Latest update June 9th, 2026 12:30 AM
Kaieteur News- Officially, Guyanese workers celebrate another Labour Day, and we wish all of them a joyful day. Unfortunately, the celebrations of local workers, on this day of tribute to their toil and their gifts, are several shades on the muted side. Our workers should be on top of the world, but they find themselves frequently hustling along the margins, scraping the bottom of the barrel, just to get by.
Workers from around the regions cast an eye on developments in Guyana, compared to their domestic circumstances, and for them, Guyana is the place for them to be. Like migrant workers from time immemorial, they will take what they get, for it will still be more than from where they came. Thus, there are some alternatives to those Guyanese demanding a wage that is fair, which corresponds to their education, experience, and skills. There have been complaints, and with too much of what is troubling about them to look the other way.
Representatives of Guyana’s workforce should be up in arms, in the face, even outside the growing number of foreign business complexes operating domestically. To the detriment of Guyanese workers, too many of their unions and associated leaders have been converted to nothing but mouthpieces for political manipulators, dice to be rolled around at will. The Guyanese worker has suffered from the lack of intensity, and as is perceived in some circles, an absence of authenticity, in the type of strong representation that should be automatically theirs. The losses of the Guyanese worker in a time of high corporate prosperity are particularly galling and should be denounced across Guyana. Loss of the right level of pay, loss of the essentials, what are taken as the norm, in such areas as comprehensive coverage, equitable treatment, and the loss of the degree of dignity that is due. Their unions have been pacified, or put out to pasture, or pushed over into ineffectual corners. These are a few of the consequences of politics and business mixing in the wrong way for the wrong objectives: the workers pay harsh prices, bear the burdens of leaders who have lost their guts, their feet, and their pride.
The Ministry of Labour has not been that official sanctuary to which Guyanese workers and local union leaders can bring their grievances and get the kind of resolutions they deserve. There is too much pussyfooting around what is beneficial to the visions of foreign commercial enterprises. There is a deep and spreading sense that instead of the Ministry of Labour being there to give a much-needed hand to distressed Guyanese, there is more of an inclination to hand them over to the exploits and excesses of those who come here to grab every dollar that they can get from our booming wealth sectors. If and when Guyanese workers have to be the ones losing out on a dollar properly earned and rightfully due, then it is too bad that they have to be among the ranks of collateral damage.

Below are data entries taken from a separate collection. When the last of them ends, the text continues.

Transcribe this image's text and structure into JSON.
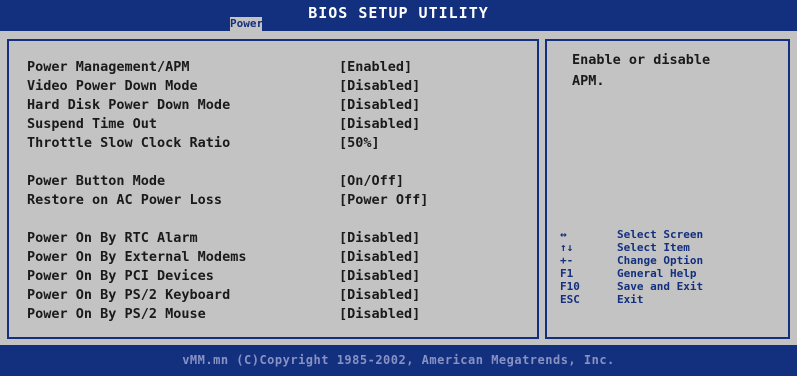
{
  "header": {
    "title": "BIOS SETUP UTILITY",
    "active_tab": "Power"
  },
  "settings": [
    {
      "label": "Power Management/APM",
      "value": "[Enabled]"
    },
    {
      "label": "Video Power Down Mode",
      "value": "[Disabled]"
    },
    {
      "label": "Hard Disk Power Down Mode",
      "value": "[Disabled]"
    },
    {
      "label": "Suspend Time Out",
      "value": "[Disabled]"
    },
    {
      "label": "Throttle Slow Clock Ratio",
      "value": "[50%]"
    },
    {
      "label": "Power Button Mode",
      "value": "[On/Off]"
    },
    {
      "label": "Restore on AC Power Loss",
      "value": "[Power Off]"
    },
    {
      "label": "Power On By RTC Alarm",
      "value": "[Disabled]"
    },
    {
      "label": "Power On By External Modems",
      "value": "[Disabled]"
    },
    {
      "label": "Power On By PCI Devices",
      "value": "[Disabled]"
    },
    {
      "label": "Power On By PS/2 Keyboard",
      "value": "[Disabled]"
    },
    {
      "label": "Power On By PS/2 Mouse",
      "value": "[Disabled]"
    }
  ],
  "help": {
    "line1": "Enable or disable",
    "line2": "APM."
  },
  "keys": [
    {
      "key": "↔",
      "desc": "Select Screen"
    },
    {
      "key": "↑↓",
      "desc": "Select Item"
    },
    {
      "key": "+-",
      "desc": "Change Option"
    },
    {
      "key": "F1",
      "desc": "General Help"
    },
    {
      "key": "F10",
      "desc": "Save and Exit"
    },
    {
      "key": "ESC",
      "desc": "Exit"
    }
  ],
  "footer": {
    "copyright": "vMM.mn (C)Copyright 1985-2002, American Megatrends, Inc."
  },
  "colors": {
    "bar_blue": "#13307e",
    "panel_gray": "#c3c3c3",
    "footer_text": "#8892c4"
  }
}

To add to this already unhealthy, unhappy, and pathetic environment, there is a government and leadership that are not just in bed with foreign business interests, but are part of the bed. That is, the top foreign groups doing business here have seized every opportunity to jump all over them, and render both leaders and government into nothing but putty under their feet. Guyanese businesses were first left to fight on their own, but are slowly coming into their own.
Meanwhile, the rank-and-file Guyanese worker is still left to fend for his own. He is an ignored and inconsequential casualty of Guyana’s resource wars.
Why is it that in a country endowed with these resource gifts that workers endure with a minimum wage that has no relation to reality? How come in a nation with such quantities of nature’s bounty that the quantity of food on Guyanese workers’ tables is of the scratch-and-snatch variety? Meaning, the pickings are bare, and who grabs first gets. On this Labour Day, Guyanese workers should be walking on the world. Instead, it is the world that comes here to join with locals to take advantage of them, and with that, they must learn to manage, to survive.